Agriculture Minister Mykola Prysyazhnyuk said any limits would damage Ukraine's image as the world's leading grain exporter and that the government would try to fill demand in the domestic market by making large state purchases.
"We will not impose export restrictions," Prysyazhnyuk told reporters. "Taking into account that local prices are rising, we will propose to increase our purchase prices."
Severe winter frosts followed by record high summer heat have destroyed crops on some 700,000 hectares sown with barley and wheat. They said wheat yields were likely to fall to 2.89 tonnes per hectare in 2010 from 3.15 tonnes in 2009.
UkrAgroConsult, an agriculture consultancy, has said the wheat crop could fall to 18.65 million tonnes from 19.13 million in 2009 and that poor weather cut the share of milling wheat to 25-30% this year from about 40-45% in 2009.
According to the consultancy's calculations, the milling wheat harvest could total about six million tonnes in 2010, which is just about as much as Ukraine consumes domestically. The absence of a milling wheat surplus this year has triggered market speculation the government could impose export restrictions this season.

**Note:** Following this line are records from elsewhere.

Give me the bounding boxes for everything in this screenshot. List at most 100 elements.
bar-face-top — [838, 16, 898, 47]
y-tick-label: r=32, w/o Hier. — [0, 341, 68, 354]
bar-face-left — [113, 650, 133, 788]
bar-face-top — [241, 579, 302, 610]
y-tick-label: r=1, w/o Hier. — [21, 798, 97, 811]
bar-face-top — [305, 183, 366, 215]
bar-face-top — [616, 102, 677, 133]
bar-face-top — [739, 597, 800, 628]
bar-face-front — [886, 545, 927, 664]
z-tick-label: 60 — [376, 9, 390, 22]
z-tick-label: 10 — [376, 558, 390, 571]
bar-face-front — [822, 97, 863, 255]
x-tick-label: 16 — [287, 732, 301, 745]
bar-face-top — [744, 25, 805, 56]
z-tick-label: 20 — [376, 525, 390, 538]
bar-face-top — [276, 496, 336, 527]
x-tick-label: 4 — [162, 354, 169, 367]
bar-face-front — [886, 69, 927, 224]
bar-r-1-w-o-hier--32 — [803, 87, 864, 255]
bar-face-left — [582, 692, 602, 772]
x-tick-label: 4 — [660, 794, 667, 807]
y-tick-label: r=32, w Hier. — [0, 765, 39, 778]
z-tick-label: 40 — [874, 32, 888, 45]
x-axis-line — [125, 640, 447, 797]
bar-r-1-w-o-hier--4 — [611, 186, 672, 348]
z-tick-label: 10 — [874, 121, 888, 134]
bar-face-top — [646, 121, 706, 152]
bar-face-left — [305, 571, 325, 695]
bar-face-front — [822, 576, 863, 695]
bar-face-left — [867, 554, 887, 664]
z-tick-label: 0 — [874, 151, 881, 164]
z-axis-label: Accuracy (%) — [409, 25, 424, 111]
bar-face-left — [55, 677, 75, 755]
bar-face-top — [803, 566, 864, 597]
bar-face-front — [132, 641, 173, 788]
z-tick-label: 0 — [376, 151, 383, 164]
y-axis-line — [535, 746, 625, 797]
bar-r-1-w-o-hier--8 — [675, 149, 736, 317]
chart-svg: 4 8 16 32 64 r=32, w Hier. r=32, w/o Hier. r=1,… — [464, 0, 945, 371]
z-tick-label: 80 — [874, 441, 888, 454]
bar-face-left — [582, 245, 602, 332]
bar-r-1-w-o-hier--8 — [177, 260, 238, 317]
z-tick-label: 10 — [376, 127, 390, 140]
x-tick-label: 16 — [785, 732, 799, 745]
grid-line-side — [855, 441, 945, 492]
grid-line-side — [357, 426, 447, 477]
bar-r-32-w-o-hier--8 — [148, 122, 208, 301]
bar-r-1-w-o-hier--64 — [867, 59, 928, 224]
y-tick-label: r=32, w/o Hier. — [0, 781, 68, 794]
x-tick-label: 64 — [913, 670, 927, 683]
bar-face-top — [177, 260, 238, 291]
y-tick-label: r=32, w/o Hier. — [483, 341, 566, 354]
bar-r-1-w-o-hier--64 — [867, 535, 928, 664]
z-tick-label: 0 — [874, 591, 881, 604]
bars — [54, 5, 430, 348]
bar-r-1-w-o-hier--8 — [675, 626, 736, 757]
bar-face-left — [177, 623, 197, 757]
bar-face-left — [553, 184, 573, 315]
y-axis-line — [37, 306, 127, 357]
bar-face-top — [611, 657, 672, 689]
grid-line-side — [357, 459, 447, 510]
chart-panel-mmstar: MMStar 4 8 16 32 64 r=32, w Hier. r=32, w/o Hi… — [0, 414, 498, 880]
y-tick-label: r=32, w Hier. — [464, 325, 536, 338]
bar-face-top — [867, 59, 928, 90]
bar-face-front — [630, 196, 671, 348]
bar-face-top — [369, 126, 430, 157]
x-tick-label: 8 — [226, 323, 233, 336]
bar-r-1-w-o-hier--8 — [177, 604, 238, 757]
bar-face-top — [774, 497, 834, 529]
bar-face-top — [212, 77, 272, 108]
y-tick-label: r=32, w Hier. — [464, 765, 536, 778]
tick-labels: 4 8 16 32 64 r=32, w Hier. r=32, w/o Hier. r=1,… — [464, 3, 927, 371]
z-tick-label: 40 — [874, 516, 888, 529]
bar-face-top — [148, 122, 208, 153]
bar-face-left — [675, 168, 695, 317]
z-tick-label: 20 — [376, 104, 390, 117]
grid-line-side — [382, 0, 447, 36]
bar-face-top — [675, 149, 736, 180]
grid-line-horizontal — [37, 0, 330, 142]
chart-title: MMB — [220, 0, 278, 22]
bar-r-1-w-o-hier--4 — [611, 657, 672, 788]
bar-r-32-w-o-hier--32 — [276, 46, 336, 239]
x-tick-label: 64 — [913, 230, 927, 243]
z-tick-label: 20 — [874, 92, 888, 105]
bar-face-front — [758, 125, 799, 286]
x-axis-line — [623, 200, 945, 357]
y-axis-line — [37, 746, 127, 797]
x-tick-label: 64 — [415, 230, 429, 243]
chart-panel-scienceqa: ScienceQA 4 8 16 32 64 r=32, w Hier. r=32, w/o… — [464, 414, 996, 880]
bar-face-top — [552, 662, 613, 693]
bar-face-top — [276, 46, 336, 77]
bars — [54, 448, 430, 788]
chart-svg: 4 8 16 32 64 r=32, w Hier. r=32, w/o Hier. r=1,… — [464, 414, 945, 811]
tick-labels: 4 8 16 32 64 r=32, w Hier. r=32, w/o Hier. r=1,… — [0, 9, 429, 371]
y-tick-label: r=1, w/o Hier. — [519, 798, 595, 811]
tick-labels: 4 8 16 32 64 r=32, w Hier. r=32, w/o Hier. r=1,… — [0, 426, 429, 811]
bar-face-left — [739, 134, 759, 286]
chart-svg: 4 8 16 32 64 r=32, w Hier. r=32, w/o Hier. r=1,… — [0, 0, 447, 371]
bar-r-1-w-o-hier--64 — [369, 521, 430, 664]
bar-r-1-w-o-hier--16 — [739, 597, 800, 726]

Ukraine restricted grain exports in the 2007/08 season when its wheat output dropped to 13.7 million tonnes after ice killed crops on more than a million hectares. The government said at the time the limits would ensure the population had enough bread.
This time, Prysyazhnyuk said, the government planned to buy up to five million tonnes of grain in stocks to prevent any food shortage in 2010/11. Ukraine had in stocks 4.9 million tonnes of grain, including 2.5 million of wheat, as of July 1.